# Drag radials?!?



## 04Black Goat (Dec 5, 2009)

For my 04 m6 goat I want to get drag radials for the back and it is a daily so I'm lookin for a good tire and a good track tire that will help me hook up.. Any sugestions?!?


----------



## 740tank (Mar 23, 2009)

jegs


----------



## deputycrawford (Jan 16, 2010)

I have used BF Goodrich Drag radials and driven them in the rain. Not bad, you just have to slow down until its dry. If thats out of the question then just pick an ultra performance all season radial. 

Jerry


----------



## 87GN06GTO07IRL (Aug 10, 2009)

I've never had a complaint with my Mickeys.


----------



## The Detailer (Nov 1, 2009)

The Nitto dr's are ideal for a daily driver, Even in the rain, The MT's do require drag bags and fender alteration to fit without rubbing in a 275 size, And there have been issues with them in the rain, The Nitto's however do fit without fender alterations and drag bags in the 275 size, I have ran both tires. Plus the Nitto doesn't look like a drag radial from a distant for the sleeper look, I don't recommend either tire for the winter driving.


----------



## 04Black Goat (Dec 5, 2009)

How are these I might go with them? -*Nitto Tires NT555R EXTREME DRAG P275/40R17 93V *


----------



## jpalamar (Jul 22, 2008)

Using drag radials on a DD makes no sense.


----------



## The Detailer (Nov 1, 2009)

Drag radials on a dd does make sense, Especially if more power mods are added, On the stock radials I can't even begin to hook up even from a 35-45 mph roll. The Nitto's in 245 or even the 275 size will fit without any additional mods, drag bags, fenders rolled,etc,, I have had the BF Goodrich dr's they were the first ones I tried on the GTO Because I had good results on my Camaro with them, The issue I had with the BFG's was the sidewalls split out, I tried the Nitto's in 245's Great results, The MT's had issues in the rain and everyone knew you had a dr on the car from a distant, Now I'm back to the Nitto's in a 275 size, Now issues thus far, Especially in the rain, And its not so obvious that your on dr's.


----------



## jpalamar (Jul 22, 2008)

I dunno man, I think once you hit the point you can't hook with street tires you are no longer a DD and you need to find a beater.


----------



## The Detailer (Nov 1, 2009)

crzygoat said:


> How are these I might go with them? -*Nitto Tires NT555R EXTREME DRAG P275/40R17 93V *


Perfect fit without any other mods required ( dragbags, rolled/ cut fenders, inner fender mods/ shocks altered/ wheels studs). These tires run narrow compared to the MT's in a 275 size and mount on the stock GTO rims perfect, They do pretty well in the rain until they get worn down, Then they are like any other dr.


----------



## BMR Sales (Feb 12, 2009)

I would look into the Nittos as others have said. They are really the perfect mix of performance and longevity as far as drag radials go. On my 99 Trans Am I used to own I would get 20k-25k out of a set and they would handle very well in adverse conditions as long as they weren't super worn out. The Mickey Thompson and BFG drag radials are way too sketchy in the rain and are in my opinion too soft to daily drive. The life span of the tire isn't nearly what the Nittos are.


----------



## offaxis (Jul 28, 2005)

crzygoat said:


> For my 04 m6 goat I want to get drag radials for the back and it is a daily so I'm lookin for a good tire and a good track tire that will help me hook up.. Any sugestions?!?

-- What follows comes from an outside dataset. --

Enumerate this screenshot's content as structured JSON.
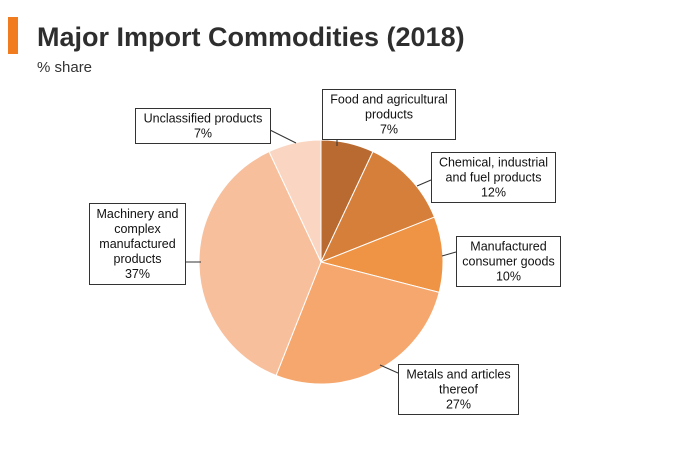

What size rims are you running?
I run the 265/40/18 inch mickey thompson drag radials. The 18`s unlike the 17`s have a real tire tread pattern like a nittos so they will channel water like a regualr tire until they a bald. They are pretty damn sticky too. Ive done 1.54 60 fts on them but I expect better soon.


----------



## motoristx (Apr 27, 2010)

BMR Sales said:


> I would look into the Nittos as others have said. They are really the perfect mix of performance and longevity as far as drag radials go. On my 99 Trans Am I used to own I would get 20k-25k out of a set and they would handle very well in adverse conditions as long as they weren't super worn out. The Mickey Thompson and BFG drag radials are way too sketchy in the rain and are in my opinion too soft to daily drive. The life span of the tire isn't nearly what the Nittos are.


 :confused wich Nitto tire are you talking about? the NT01 or The NT 555R?


----------